Using fully populated feature matrix

Question

Using fully populated feature matrix

binonteji opened this issue 3 years ago · comments

Thanks, this is a great paper.

As far as, I could understand the feature matrix used in the paper is identity matrix(sparse in nature).

Can, I use my own graph network(N x N) with the corresponding feature matrix(N x F) with the same code?
I am using a fully populated feature matrix.

Do I have to do any changes ?

G. Salha-Galvan · Answer 1 · Fri Jun 11 2021 22:35:11 GMT+0800 (China Standard Time)

Dear @binonteji,

First of all, thank you for your nice message.

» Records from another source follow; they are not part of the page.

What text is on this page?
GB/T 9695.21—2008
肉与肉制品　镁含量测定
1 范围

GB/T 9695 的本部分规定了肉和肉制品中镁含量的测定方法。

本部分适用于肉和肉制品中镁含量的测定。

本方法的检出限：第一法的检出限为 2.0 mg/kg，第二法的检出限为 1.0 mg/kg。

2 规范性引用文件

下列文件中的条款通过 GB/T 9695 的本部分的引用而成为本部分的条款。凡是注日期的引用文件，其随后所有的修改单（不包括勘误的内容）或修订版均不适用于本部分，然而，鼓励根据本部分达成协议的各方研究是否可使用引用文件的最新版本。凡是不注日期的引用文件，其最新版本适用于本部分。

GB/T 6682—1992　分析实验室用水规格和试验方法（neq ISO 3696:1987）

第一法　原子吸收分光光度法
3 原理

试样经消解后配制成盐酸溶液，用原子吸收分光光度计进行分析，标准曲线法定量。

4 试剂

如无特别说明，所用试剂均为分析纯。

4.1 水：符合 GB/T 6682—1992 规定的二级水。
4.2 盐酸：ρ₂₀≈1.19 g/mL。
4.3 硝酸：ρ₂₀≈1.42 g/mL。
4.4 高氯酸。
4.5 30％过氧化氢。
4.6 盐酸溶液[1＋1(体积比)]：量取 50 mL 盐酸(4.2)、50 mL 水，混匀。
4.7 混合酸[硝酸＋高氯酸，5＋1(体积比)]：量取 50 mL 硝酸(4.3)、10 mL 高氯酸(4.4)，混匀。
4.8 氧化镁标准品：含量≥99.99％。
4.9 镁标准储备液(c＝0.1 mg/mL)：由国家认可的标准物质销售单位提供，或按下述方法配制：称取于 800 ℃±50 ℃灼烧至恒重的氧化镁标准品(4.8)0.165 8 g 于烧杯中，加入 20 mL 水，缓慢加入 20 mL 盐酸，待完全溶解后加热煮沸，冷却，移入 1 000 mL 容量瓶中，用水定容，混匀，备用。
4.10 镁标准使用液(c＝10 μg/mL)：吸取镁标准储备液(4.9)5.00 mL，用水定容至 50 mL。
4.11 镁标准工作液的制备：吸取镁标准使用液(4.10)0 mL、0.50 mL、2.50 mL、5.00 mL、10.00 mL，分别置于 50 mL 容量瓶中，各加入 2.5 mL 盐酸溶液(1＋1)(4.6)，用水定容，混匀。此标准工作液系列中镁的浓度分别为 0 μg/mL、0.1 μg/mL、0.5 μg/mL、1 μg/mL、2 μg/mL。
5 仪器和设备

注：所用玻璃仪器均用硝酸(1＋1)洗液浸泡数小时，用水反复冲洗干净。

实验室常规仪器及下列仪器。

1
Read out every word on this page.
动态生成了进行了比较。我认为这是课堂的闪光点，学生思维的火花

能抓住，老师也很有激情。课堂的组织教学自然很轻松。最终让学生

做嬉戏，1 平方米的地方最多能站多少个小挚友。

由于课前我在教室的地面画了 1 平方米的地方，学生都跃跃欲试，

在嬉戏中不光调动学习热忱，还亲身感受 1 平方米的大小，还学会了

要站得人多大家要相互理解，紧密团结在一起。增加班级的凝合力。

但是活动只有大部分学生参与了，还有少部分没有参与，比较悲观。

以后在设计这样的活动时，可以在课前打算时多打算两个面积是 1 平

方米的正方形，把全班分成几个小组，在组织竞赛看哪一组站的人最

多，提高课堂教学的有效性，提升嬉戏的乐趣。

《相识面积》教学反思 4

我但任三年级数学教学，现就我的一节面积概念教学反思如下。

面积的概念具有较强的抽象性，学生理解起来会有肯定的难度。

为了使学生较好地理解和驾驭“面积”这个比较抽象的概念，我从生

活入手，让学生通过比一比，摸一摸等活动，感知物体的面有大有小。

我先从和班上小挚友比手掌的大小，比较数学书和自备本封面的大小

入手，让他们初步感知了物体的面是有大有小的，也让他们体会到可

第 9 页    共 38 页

Yes! You can load your own graph dataset in edgelist format by adding a condition on top of the load_data function of the input_data.py file, e.g. as follows:

def load_data(dataset):

    if dataset == 'YOUR_OWN_DATASET':
        adj = nx.adjacency_matrix(nx.read_edgelist("../data/YOUR_OWN_DATASET_FILE", 
                                                   delimiter = "YOUR_DELIMITER",    
                                                   create_using = nx.DiGraph()))        
        features = sp.identity(adj.shape[0])

    elif dataset == 'cora':
        [...]

Using your own fully populated feature matrix is also possible. Replacing the above features = sp.identity(adj.shape[0]) by a reading of your file should be enough. The exact line of code will depend on your data format, but, assuming it is a simple csv file, the following command should work (with an import numpy as np on top of the input_data.py file):

features = sp.csr_matrix(np.genfromtxt("../data/YOUR_OWN_FEATURES_FILE.csv", delimiter = "YOUR_DELIMITER"))

Please let me know if you encounter any difficulties/errors.

Guillaume

P.S.: On purpose and for simplicity, I keep the sp.csr_matrix even if your features are technically not sparse.
Without it I guess we would encounter 1-2 errors to fix in the following of the code - I'd need to double check it.

P.S. 2: I'd advice you to double-check that your feature vectors are ordered in a consistent way w.r.t. how nodes from the graph are read/ordered.

binonteji · Answer 2 · Mon Jun 14 2021 20:40:08 GMT+0800 (China Standard Time)

Dear @GuillaumeSalhaGalvan

Thanks for the great suggestion and tried it!

Loaded my network(adjacency matrix) with the populated feature matrix. But, it gives very high loss and low accuracy.
Moreover, I feel loading the highly populated feature matrix in sp.csr_matrix(...) is not an optimized way.

Could you suggest me on both of these points!

**Info:- ** Feature matrix used: 1000x210
Thanks in advance!

G. Salha-Galvan · Answer 3 · Wed Jun 16 2021 23:19:59 GMT+0800 (China Standard Time)

Hi @binonteji,

Thank you for your message.

I'm afraid it's impossible for me to draw a conclusion by only looking at this plot.

First and foremost, instead of the opt.cost and opt.accuracy from training, I would suggest to check the actual performances of your model on link prediction tasks (for instance on the "general directed link prediction" task from the paper a.k.a. task_1 in the code) i.e. the evolution of AUC and AP scores on the validation (and ultimately test) sets. As this code automatically constructs balanced validation and test sets for each task, the AUC and AP should be larger than 0.5, with a score of 0.5 corresponding to a random link predictor.

Then, models involve a bunch of hyperparameters that can strongly impact learning. In particular, I would recommend to carefully tune the learning_rate (crucial!), the lamb value and the dimensions of GCN layers.

Besides, to properly assess whether a score is really "low", I would also try to compare the AUC/AP from gravity AE or VAE to scores obtained with other baselines, such as the standard graph AE/VAE (that are already re-implemented in this repo) or another node embedding method such as node2vec or APP:

if scores are "low" for all these methods: then it might be due to some intrinsic difficulty in your task/data. As I don't know what your graph and your features look like, it's hard for me to confirm it at this stage. Low scores might also be caused by a bug when processing data (see the "P.S. 2" above).
if scores are only "low" for gravity graph AE/VAE but "high" for all methods: then I can try to further investigate with you. Just send me an email if you don't want to publicly talk about your data or your project on GitHub.

G. Salha-Galvan · Answer 4 · Wed Jun 16 2021 23:26:01 GMT+0800 (China Standard Time)

Moreover, I feel loading the highly populated feature matrix in sp.csr_matrix(...) is not an optimized way.

Indeed. I agree. :) This was the quickest solution to make your code run without further modification, but definitely it could/should be optimized.
I would need to take a closer look at it, and see how to properly adapt the call to sparse_to_tuple and then the first GCN layers (all based on GraphConvolutionSparse as in the tkipf/gae repo) in the most efficient way.